It is said that the olfactory system is wonderful at transporting us in time. We catch a whiff of something, and it has the potential to send our brains reeling back to experiences long ago. We may remember our grandmother's kitchen, or a walk along the beach, or the guy in college that we liked who always kind of smelled like laundry (yes, there's a scent for that). Regardless, it's a pretty universal sensation. But I also think that there is something else, something potentially as strong as our sense of smell in vividly activating our memories, and that is music.
I have had several memorable encounters with music. Whenever I listen to the Introspective album by the Pet Shop Boys, I remember how it was the first work I heard by what would become my favorite band, and that my friend Jeff (now deceased) introduced me to it in his apartment. I hear To the Moon and Back by Savage Garden, and think of late night talks with my friend Mike. The score for Poltergeist evokes memories of the film, and of watching it as a child.
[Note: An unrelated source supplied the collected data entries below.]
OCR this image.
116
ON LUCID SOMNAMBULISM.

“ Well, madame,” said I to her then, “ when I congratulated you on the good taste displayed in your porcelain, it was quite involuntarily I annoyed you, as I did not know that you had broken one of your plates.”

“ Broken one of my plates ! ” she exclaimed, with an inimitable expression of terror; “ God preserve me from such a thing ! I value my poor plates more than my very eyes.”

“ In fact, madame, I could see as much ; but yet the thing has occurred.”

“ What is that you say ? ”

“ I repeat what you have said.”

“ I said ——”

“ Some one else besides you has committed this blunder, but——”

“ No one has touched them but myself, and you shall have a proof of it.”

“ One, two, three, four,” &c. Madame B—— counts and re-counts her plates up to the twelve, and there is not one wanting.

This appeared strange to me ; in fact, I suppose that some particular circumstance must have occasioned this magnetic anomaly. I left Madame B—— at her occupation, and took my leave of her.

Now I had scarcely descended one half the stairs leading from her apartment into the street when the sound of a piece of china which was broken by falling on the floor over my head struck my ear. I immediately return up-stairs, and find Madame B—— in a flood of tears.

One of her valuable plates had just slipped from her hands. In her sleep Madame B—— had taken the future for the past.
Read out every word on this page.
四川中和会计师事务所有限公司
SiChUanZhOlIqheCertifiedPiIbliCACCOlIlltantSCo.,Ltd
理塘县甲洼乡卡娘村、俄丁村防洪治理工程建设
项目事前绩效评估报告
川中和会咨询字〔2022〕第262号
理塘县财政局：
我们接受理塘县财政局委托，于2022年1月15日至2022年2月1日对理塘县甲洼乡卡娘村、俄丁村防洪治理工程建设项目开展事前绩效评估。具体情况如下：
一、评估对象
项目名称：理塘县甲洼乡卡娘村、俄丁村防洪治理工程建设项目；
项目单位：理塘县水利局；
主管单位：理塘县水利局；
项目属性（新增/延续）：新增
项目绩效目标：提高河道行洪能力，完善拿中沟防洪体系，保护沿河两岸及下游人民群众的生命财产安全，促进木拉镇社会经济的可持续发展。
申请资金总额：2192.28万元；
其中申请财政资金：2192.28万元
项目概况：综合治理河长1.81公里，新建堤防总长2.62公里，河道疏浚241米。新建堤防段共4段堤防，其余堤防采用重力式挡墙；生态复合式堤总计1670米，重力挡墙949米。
Nearly most Euro-dance music takes me back to my bar/club days in Champaign, Indianapolis and Chicago during the 1990s, and of the folks I knew who populated that era.
The power of music can, at times, be staggering. It can have the ability to change our mood, remind us of something from our past, make us dream about the future, help us fall in love, to grieve, be our solace in anger, help to make us happy, and nearly everything in between. How many of us hear the songs of our youth and almost immediately feel just a little bit younger? Who among us has listened to something and felt a kinship with the singer/songwriter/composer -- someone whom we've never met? It's wonderful to appreciate such a powerful influence, and to marvel at how humankind has been able to create such a fantastic experience.